Meaning of Steppenwolf

This insight into a divine reality and unity which may be glimpsed for a moment when the usual order of the mind is momentarily shaken or dissolved, in some trauma (such as Klein's suicide) or in sexual or artistic experience, is the positive vision which Hesse seeks increasingly to convey. Thus Der Steppenwolf (1927) should not be mistaken, as it often is, for a pessimistic and desperate work; on the contrary, this account of a psychopathic outcast, close to suicide, who finds remission and self-insight through friendship with a prostitute, dancing, and drugs is a reassertion of the omnipresence of the higher reality for those sensitive to it. The "golden thread" of this reality is often discernible, especially in the music of Mozart or, indeed, the life and art of any of the "Immortals"--Goethe, Leonardo, Rembrandt, among others. Steppenwolf is formally the most consummate of all Hesse's books, an extremely intricate experimental novel. It reflects something of its author's experiences in the 1920s, after the failure of his second marriage.

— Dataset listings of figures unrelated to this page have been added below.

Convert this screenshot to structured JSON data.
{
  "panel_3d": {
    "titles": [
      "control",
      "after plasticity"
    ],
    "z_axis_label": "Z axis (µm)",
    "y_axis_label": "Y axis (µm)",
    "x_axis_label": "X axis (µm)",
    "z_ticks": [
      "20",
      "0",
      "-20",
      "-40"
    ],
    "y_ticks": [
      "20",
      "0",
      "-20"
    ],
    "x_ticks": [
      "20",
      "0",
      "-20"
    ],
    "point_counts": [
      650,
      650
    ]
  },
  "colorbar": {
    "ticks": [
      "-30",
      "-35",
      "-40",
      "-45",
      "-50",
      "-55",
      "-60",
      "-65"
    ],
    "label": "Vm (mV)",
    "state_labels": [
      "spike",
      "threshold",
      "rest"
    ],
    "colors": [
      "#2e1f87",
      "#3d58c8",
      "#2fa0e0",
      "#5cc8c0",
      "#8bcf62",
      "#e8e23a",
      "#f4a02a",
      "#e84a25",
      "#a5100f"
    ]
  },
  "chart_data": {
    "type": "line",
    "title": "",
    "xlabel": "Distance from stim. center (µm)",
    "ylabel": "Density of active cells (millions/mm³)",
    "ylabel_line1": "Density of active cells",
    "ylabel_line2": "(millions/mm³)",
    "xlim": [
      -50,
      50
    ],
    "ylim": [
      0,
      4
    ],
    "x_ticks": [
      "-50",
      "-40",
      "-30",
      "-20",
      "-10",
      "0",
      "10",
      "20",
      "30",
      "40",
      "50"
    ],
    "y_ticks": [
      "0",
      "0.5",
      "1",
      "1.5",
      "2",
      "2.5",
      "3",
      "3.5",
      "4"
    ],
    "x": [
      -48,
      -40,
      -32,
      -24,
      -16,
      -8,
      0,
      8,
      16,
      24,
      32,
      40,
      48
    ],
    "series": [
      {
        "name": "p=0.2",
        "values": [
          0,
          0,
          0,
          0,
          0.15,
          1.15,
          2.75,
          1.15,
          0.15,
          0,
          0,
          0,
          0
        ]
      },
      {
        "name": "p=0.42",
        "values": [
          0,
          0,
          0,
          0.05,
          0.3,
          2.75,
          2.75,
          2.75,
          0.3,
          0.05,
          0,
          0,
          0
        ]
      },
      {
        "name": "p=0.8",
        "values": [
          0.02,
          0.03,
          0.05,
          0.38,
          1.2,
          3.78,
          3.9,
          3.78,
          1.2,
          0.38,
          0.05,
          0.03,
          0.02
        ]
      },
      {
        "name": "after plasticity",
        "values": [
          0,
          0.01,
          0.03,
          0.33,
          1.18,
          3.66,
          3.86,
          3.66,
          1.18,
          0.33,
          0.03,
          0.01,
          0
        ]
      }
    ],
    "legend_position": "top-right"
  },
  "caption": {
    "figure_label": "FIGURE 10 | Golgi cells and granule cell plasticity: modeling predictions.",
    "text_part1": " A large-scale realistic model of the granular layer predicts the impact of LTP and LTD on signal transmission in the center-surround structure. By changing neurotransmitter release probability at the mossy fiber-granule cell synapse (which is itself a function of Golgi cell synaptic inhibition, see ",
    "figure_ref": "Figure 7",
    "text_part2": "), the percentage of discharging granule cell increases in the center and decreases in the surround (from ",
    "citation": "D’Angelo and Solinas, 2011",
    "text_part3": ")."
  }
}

In 1930 Hesse published Narziss und Goldmund, a long picaresque work in a medieval setting, which is his most overt treatment of the relentless struggle between the mind and the senses. By no means his best novel, Narziss und Goldmund has been one of his most popular; sometimes trite, it has, however, an undercurrent of pain, failure, and bitterness which is often overlooked.

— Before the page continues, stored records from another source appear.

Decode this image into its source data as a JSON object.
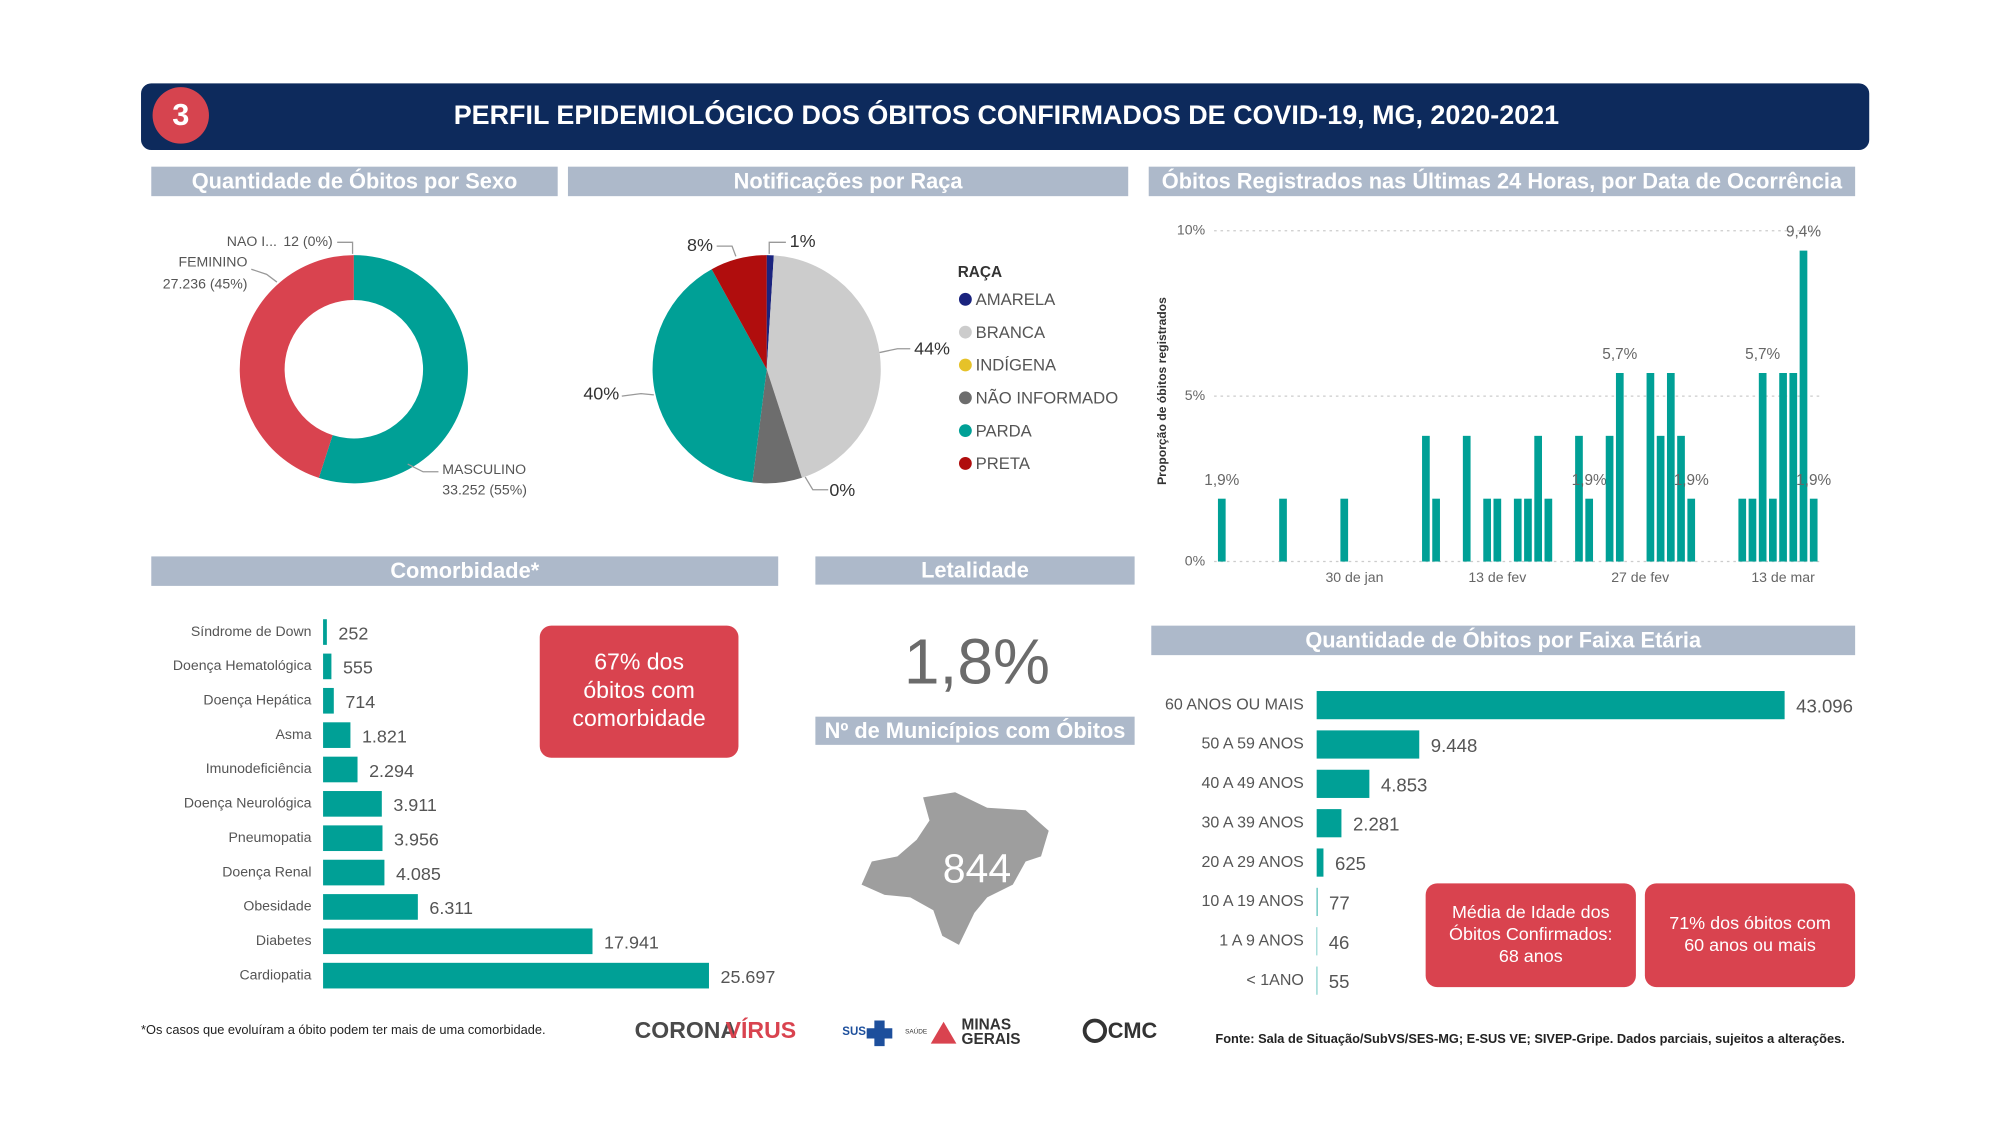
{
  "header": {
    "number": "3",
    "title": "PERFIL EPIDEMIOLÓGICO DOS ÓBITOS CONFIRMADOS DE COVID-19, MG, 2020-2021"
  },
  "chart_data": [
    {
      "type": "pie",
      "donut": true,
      "title": "Quantidade de Óbitos por Sexo",
      "categories": [
        "MASCULINO",
        "FEMININO",
        "NAO I..."
      ],
      "values": [
        33252,
        27236,
        12
      ],
      "value_labels": [
        "33.252 (55%)",
        "27.236 (45%)",
        "12 (0%)"
      ],
      "colors": [
        "#00a096",
        "#d9434f",
        "#333333"
      ]
    },
    {
      "type": "pie",
      "title": "Notificações por Raça",
      "legend_title": "RAÇA",
      "categories": [
        "AMARELA",
        "BRANCA",
        "INDÍGENA",
        "NÃO INFORMADO",
        "PARDA",
        "PRETA"
      ],
      "values": [
        1,
        44,
        0,
        7,
        40,
        8
      ],
      "value_labels": [
        "1%",
        "44%",
        "0%",
        null,
        "40%",
        "8%"
      ],
      "colors": [
        "#1a237e",
        "#cccccc",
        "#e6c229",
        "#6d6d6d",
        "#00a096",
        "#b00d0d"
      ]
    },
    {
      "type": "bar",
      "title": "Óbitos Registrados nas Últimas 24 Horas, por Data de Ocorrência",
      "ylabel": "Proporção de óbitos registrados",
      "categories": [
        null,
        null,
        null,
        null,
        null,
        null,
        null,
        null,
        null,
        null,
        null,
        null,
        null,
        "30 de jan",
        null,
        null,
        null,
        null,
        null,
        null,
        null,
        null,
        null,
        null,
        null,
        null,
        null,
        "13 de fev",
        null,
        null,
        null,
        null,
        null,
        null,
        null,
        null,
        null,
        null,
        null,
        null,
        null,
        "27 de fev",
        null,
        null,
        null,
        null,
        null,
        null,
        null,
        null,
        null,
        null,
        null,
        null,
        null,
        "13 de mar",
        null,
        null,
        null
      ],
      "values": [
        1.9,
        0,
        0,
        0,
        0,
        0,
        1.9,
        0,
        0,
        0,
        0,
        0,
        1.9,
        0,
        0,
        0,
        0,
        0,
        0,
        0,
        3.8,
        1.9,
        0,
        0,
        3.8,
        0,
        1.9,
        1.9,
        0,
        1.9,
        1.9,
        3.8,
        1.9,
        0,
        0,
        3.8,
        1.9,
        0,
        3.8,
        5.7,
        0,
        0,
        5.7,
        3.8,
        5.7,
        3.8,
        1.9,
        0,
        0,
        0,
        0,
        1.9,
        1.9,
        5.7,
        1.9,
        5.7,
        5.7,
        9.4,
        1.9
      ],
      "value_labels": [
        "1,9%",
        null,
        null,
        null,
        null,
        null,
        null,
        null,
        null,
        null,
        null,
        null,
        null,
        null,
        null,
        null,
        null,
        null,
        null,
        null,
        null,
        null,
        null,
        null,
        null,
        null,
        null,
        null,
        null,
        null,
        null,
        null,
        null,
        null,
        null,
        null,
        "1,9%",
        null,
        null,
        "5,7%",
        null,
        null,
        null,
        null,
        null,
        null,
        "1,9%",
        null,
        null,
        null,
        null,
        null,
        null,
        "5,7%",
        null,
        null,
        null,
        "9,4%",
        "1,9%"
      ],
      "color": "#00a096",
      "ylim": [
        0,
        10
      ],
      "yticks": [
        {
          "value": 0,
          "label": "0%"
        },
        {
          "value": 5,
          "label": "5%"
        },
        {
          "value": 10,
          "label": "10%"
        }
      ],
      "grid": true
    },
    {
      "type": "hbar",
      "title": "Comorbidade*",
      "categories": [
        "Síndrome de Down",
        "Doença Hematológica",
        "Doença Hepática",
        "Asma",
        "Imunodeficiência",
        "Doença Neurológica",
        "Pneumopatia",
        "Doença Renal",
        "Obesidade",
        "Diabetes",
        "Cardiopatia"
      ],
      "values": [
        252,
        555,
        714,
        1821,
        2294,
        3911,
        3956,
        4085,
        6311,
        17941,
        25697
      ],
      "value_labels": [
        "252",
        "555",
        "714",
        "1.821",
        "2.294",
        "3.911",
        "3.956",
        "4.085",
        "6.311",
        "17.941",
        "25.697"
      ],
      "color": "#00a096",
      "annotations": [
        [
          "67% dos",
          "óbitos com",
          "comorbidade"
        ]
      ],
      "note": "*Os casos que evoluíram a óbito podem ter mais de uma comorbidade."
    },
    {
      "type": "hbar",
      "title": "Quantidade de Óbitos por Faixa Etária",
      "categories": [
        "60 ANOS OU MAIS",
        "50 A 59 ANOS",
        "40 A 49 ANOS",
        "30 A 39 ANOS",
        "20 A 29 ANOS",
        "10 A 19 ANOS",
        "1 A 9 ANOS",
        "< 1ANO"
      ],
      "values": [
        43096,
        9448,
        4853,
        2281,
        625,
        77,
        46,
        55
      ],
      "value_labels": [
        "43.096",
        "9.448",
        "4.853",
        "2.281",
        "625",
        "77",
        "46",
        "55"
      ],
      "color": "#00a096",
      "annotations": [
        [
          "Média de Idade dos",
          "Óbitos Confirmados:",
          "68 anos"
        ],
        [
          "71% dos óbitos com",
          "60 anos ou mais"
        ]
      ]
    }
  ],
  "panels": {
    "letalidade": {
      "title": "Letalidade",
      "value": "1,8%"
    },
    "municipios": {
      "title": "Nº de Municípios com Óbitos",
      "value": "844"
    }
  },
  "footer": {
    "logos": {
      "corona": "CORONA",
      "virus": "VÍRUS",
      "sus": "SUS",
      "saude": "SAÚDE",
      "minas": "MINAS",
      "gerais": "GERAIS",
      "cmc": "CMC"
    },
    "source": "Fonte: Sala de Situação/SubVS/SES-MG; E-SUS VE; SIVEP-Gripe. Dados parciais, sujeitos a alterações."
  }
}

In 1932 appeared Die Morgenlandfahrt (The Journey to the East), an ironic allegory on the subject of the inner pilgrimage, full of secret allusion and whimsical onomastic games; extremely elusive, The Journey to the East subsumes with anecdotal brevity the spiritual experience of several decades.

The Glass Bead Game

Das Glasperlenspiel (1943; The Glass Bead Game), Hesse's longest and perhaps his most famous novel, took 11 years to write. It is concerned with a futuristic society in which a scholars' utopia, Castalia, exists as a separate province with the task of preserving the austere ideals of the Spirit and the unsullied service of Truth, as well as training teachers to work in the schools of the outside world. The protagonist, Joseph Knecht, is followed through his years of training until he is eventually elected Master of the Glass Bead Game, a game "with all the contents and all the values of our culture," which is Castalia's supreme cult. Through the game an element of art, and of numinous experience, infiltrates a sphere which has become too much the province of the intellect.

The Glass Bead Game depicts Knecht's gradual insight into the decadence which has overtaken Castalia and his apostasy as he resolves to leave for the outside world and to become a simple teacher. The ambivalence of this delicately written and elaborate novel lies in the question whether Knecht's act is a true breakthrough to ethical action or the expression of an unrepentant individualism, or both. Ethical and esthetical, saintly and artistic elements blend and separate deceptively again and again in this novel as throughout Hesse's work.

Hermann Hesse's poetry has been published in several collections, for example, Gesammelte Gedichte (1942), and has been widely anthologized. There is also the remarkable collection of "Steppenwolf" poems, Krisis (1928). In his verse he is generally more derivative and less searching than in his prose works. Having married for the third time in 1931, he continued to live in Montagnola, devoting a good deal of his time to a voluminous correspondence, particularly with young people interested in his work and philosophy of life. Hesse was awarded the 1946 Nobel Prize in literature. He died in August 1962.

Associated Works

Steppenwolf (Novel), The Glass Bead Game (Novel)

Further Reading

  • There are three studies of Hesse in English: Ernst Rose, Faith from the Abyss (1965); Theodore J. Ziolkowski, The Novels of Hermann Hesse (1965); and Mark Boulby, Hermann Hesse: His Mind and Art (1967). Rose gives a short introduction to the author, Boulby a detailed analysis of eight novels and several novellas, and Ziolkowski a study of Demian and later novels, also placing Hesse in the contemporary literary scene. For bibliographical material see Joseph Mileck, Hermann Hesse and His Critics (1958). Ralph Freedman, The Lyrical Novel (1963), illuminates the analogies between Hesse, André Gide, and Virginia Woolf.